The ICO is not afraid to issue higher penalties where it sees fit, or indeed where it wants to “make a point”. In June 2012 a security breach by Brighton and Sussex NHS Trust involving Sensitive Personal Data of staff and patients resulted in a £325,000 penalty. Note the ICO’s comment in the Prudential Assurance penalty notice before mitigating factors were considered: “[There are] sufficient financial resources to pay a monetary penalty up to the maximum without causing undue financial hardship to [Prudential.]” Whilst the Financial Services Authority (“FSA”) did not take action against Prudential Assurance in this case, it is empowered to issue unlimited fines for breaches of its rules and regulations including those involving use of customer data. As we have seen with data security breaches, levels of monetary penalties are likely to increase as the ICO’s patience wears thin.
A warning to FS organisations – are you next in line?
It is not difficult to appreciate that the accuracy of customer data may be compromised in large organisations and that warnings may be missed. Indeed, it would be imprudent to dismiss this as rare set of facts and a scenario faced only by Prudential Assurance. The ICO’s statements might easily apply to a number of FS organisations which know or ought to know of the risk that customer records could be mixed up.
The lessons are that security of customer data is not the only issue to be concerned about and that it is vital to guard against errors involving customer accounts, which must not be permitted to persist upon discovery.
For those reading this briefing and thinking “there but for the grace...go I”, proactive steps to take include asking some basic questions internally.
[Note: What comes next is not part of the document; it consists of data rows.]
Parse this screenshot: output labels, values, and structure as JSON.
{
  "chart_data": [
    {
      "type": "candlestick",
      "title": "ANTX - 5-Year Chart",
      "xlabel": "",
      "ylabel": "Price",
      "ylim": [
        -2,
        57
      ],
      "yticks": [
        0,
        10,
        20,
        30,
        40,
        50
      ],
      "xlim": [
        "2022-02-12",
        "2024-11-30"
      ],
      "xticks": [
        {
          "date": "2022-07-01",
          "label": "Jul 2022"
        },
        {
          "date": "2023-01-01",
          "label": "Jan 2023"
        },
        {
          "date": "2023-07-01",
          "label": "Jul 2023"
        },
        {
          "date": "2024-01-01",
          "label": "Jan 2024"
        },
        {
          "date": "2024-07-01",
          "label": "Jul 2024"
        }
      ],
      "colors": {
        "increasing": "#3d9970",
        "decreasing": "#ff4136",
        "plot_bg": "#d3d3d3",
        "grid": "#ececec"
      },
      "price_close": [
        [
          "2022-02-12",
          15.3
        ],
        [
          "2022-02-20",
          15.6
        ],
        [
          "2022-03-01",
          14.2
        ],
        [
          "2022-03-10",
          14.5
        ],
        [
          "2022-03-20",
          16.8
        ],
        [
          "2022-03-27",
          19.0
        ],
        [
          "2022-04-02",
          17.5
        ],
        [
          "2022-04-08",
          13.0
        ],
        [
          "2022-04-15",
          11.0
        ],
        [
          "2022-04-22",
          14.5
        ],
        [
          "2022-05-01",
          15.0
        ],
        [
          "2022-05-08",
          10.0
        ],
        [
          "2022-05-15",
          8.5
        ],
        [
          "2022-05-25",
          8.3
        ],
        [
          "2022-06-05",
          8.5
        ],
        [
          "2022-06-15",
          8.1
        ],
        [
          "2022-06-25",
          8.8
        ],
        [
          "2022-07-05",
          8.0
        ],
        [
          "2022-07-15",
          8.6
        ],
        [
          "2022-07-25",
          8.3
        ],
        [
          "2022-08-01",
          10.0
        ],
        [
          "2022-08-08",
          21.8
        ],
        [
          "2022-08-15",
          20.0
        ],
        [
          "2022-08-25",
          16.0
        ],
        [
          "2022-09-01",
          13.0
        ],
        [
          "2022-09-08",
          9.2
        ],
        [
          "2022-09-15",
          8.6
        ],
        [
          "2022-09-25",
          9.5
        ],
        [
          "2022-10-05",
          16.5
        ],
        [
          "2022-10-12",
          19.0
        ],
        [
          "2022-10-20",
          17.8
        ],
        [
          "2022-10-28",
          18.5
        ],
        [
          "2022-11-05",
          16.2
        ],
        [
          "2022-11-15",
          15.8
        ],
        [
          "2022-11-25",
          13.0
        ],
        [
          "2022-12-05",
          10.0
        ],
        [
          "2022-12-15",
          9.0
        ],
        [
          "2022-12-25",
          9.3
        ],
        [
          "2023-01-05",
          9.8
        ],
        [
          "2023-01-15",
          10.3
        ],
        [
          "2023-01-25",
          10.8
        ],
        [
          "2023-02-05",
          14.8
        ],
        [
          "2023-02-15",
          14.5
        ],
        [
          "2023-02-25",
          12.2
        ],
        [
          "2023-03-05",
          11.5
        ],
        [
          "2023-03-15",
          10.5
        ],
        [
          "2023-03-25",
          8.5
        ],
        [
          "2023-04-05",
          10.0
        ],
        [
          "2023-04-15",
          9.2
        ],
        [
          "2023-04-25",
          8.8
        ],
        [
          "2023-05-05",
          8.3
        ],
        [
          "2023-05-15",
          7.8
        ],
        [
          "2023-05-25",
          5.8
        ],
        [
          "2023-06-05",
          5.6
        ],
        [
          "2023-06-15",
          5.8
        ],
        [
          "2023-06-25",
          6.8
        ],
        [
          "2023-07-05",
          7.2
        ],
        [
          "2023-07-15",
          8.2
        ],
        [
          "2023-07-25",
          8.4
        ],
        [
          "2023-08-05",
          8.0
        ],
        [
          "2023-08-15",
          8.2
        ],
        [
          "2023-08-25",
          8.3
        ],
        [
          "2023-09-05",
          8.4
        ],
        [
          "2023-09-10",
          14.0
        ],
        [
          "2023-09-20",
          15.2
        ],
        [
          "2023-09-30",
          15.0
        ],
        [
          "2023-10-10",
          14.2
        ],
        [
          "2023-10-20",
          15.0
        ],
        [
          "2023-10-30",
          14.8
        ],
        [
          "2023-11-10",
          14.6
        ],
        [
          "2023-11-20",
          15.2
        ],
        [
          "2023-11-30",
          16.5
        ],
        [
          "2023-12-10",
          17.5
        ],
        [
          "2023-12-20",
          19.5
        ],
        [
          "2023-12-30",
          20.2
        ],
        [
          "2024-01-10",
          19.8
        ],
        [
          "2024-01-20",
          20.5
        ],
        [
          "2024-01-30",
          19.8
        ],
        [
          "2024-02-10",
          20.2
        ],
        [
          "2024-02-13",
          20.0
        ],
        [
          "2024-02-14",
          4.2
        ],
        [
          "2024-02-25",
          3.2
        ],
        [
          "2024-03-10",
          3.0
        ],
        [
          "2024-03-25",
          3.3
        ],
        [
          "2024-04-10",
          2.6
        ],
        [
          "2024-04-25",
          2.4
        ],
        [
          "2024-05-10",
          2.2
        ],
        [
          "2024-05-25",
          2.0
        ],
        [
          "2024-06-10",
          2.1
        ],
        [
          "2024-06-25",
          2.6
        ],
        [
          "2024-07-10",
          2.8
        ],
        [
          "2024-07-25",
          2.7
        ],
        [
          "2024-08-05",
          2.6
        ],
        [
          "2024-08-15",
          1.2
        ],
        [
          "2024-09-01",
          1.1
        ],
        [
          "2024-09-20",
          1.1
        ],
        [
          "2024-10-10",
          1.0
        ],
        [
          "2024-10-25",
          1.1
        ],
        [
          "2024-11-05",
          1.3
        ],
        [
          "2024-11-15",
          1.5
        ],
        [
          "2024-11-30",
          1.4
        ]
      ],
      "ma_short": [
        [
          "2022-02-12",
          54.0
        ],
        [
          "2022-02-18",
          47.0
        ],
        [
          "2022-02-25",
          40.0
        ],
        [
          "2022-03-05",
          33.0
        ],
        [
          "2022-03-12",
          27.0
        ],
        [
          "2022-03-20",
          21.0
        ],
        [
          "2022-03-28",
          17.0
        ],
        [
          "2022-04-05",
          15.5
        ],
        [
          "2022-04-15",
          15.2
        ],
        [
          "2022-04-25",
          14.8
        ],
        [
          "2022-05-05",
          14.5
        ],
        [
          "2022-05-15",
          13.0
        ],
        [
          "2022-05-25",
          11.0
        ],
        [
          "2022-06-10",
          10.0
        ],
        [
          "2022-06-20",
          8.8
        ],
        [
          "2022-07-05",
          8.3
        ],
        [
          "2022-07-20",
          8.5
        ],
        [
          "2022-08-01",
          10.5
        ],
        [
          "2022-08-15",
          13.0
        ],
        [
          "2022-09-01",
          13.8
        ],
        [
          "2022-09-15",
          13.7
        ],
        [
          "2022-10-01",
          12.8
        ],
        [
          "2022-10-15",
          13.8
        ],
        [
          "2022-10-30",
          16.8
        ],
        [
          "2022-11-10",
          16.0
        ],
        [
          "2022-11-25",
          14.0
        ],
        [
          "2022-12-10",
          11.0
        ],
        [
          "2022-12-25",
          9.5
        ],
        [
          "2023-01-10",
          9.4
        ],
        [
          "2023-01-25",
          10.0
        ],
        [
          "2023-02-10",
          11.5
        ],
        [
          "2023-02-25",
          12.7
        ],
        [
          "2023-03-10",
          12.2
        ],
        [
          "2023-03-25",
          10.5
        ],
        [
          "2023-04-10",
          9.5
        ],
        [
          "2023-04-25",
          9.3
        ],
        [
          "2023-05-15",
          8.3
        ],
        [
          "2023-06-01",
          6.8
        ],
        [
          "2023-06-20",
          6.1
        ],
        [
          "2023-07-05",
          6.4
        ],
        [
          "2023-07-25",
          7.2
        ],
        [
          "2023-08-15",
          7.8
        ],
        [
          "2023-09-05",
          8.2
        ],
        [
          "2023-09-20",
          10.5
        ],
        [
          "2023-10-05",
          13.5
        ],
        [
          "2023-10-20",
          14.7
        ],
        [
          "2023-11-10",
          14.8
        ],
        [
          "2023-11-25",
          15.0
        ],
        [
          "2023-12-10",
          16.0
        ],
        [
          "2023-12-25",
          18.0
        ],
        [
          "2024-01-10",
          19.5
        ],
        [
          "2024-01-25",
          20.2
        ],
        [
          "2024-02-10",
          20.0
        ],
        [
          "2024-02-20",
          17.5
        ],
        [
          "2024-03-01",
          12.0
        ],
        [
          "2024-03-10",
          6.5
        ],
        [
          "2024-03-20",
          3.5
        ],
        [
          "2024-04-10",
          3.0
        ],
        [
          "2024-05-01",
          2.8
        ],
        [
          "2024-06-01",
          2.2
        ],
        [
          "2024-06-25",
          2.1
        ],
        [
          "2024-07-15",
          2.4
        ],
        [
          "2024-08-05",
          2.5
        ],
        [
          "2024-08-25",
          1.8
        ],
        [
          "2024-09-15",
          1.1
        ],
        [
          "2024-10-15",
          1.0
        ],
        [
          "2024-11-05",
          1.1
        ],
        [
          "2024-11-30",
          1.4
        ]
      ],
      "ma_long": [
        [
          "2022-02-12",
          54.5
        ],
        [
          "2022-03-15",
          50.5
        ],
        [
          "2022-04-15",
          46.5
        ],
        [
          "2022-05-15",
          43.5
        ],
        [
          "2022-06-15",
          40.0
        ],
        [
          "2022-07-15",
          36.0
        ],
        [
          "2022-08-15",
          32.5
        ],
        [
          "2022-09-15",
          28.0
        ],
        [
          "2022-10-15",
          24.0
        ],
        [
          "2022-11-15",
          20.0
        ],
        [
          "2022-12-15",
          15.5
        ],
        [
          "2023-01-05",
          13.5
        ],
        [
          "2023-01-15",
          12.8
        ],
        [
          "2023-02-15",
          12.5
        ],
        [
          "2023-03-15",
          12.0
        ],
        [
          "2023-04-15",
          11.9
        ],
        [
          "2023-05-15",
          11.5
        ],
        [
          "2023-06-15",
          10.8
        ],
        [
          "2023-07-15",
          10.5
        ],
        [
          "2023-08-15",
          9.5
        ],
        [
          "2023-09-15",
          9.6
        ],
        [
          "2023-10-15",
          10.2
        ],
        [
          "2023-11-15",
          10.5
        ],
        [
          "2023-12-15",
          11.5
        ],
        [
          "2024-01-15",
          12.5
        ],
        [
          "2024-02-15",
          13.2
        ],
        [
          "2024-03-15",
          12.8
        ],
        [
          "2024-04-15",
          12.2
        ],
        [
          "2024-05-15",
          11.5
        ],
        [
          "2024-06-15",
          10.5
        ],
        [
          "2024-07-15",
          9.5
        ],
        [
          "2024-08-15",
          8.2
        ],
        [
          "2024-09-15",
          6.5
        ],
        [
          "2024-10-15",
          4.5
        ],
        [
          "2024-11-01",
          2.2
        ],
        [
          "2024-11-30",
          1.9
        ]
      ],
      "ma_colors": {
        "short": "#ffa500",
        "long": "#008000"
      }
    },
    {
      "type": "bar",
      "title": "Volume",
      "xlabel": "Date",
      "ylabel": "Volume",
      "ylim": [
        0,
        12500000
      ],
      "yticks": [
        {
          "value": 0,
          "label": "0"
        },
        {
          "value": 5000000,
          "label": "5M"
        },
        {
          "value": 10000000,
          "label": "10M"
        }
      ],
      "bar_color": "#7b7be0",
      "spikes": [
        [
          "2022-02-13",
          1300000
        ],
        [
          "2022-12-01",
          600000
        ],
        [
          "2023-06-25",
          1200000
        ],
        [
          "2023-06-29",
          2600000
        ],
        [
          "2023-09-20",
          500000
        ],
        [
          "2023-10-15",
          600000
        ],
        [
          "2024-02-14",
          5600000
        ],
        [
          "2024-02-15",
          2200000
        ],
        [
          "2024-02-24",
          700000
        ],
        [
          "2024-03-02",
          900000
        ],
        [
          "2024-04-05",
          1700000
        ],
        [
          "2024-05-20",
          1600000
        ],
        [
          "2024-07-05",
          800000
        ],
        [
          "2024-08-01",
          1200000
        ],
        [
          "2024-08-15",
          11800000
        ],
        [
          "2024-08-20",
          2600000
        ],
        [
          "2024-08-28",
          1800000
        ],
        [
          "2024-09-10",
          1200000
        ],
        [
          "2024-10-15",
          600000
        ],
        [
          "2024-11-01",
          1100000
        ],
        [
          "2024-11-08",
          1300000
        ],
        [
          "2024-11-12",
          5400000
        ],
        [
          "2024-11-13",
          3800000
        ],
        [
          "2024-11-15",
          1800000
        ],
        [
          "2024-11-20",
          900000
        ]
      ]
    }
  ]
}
Does your organisation have checks and balances to guard against this type of error? Are your staff trained periodically on how to handle customer data in particular to appreciate that data accuracy is paramount and must be preserved? Do you have an audit trail to back-up your assertions to your customers about data accuracy, security and the professionalism and expertise of your staff who handle customer data? Prudential Assurance has learned from its mistakes. Take steps now to guard against the same.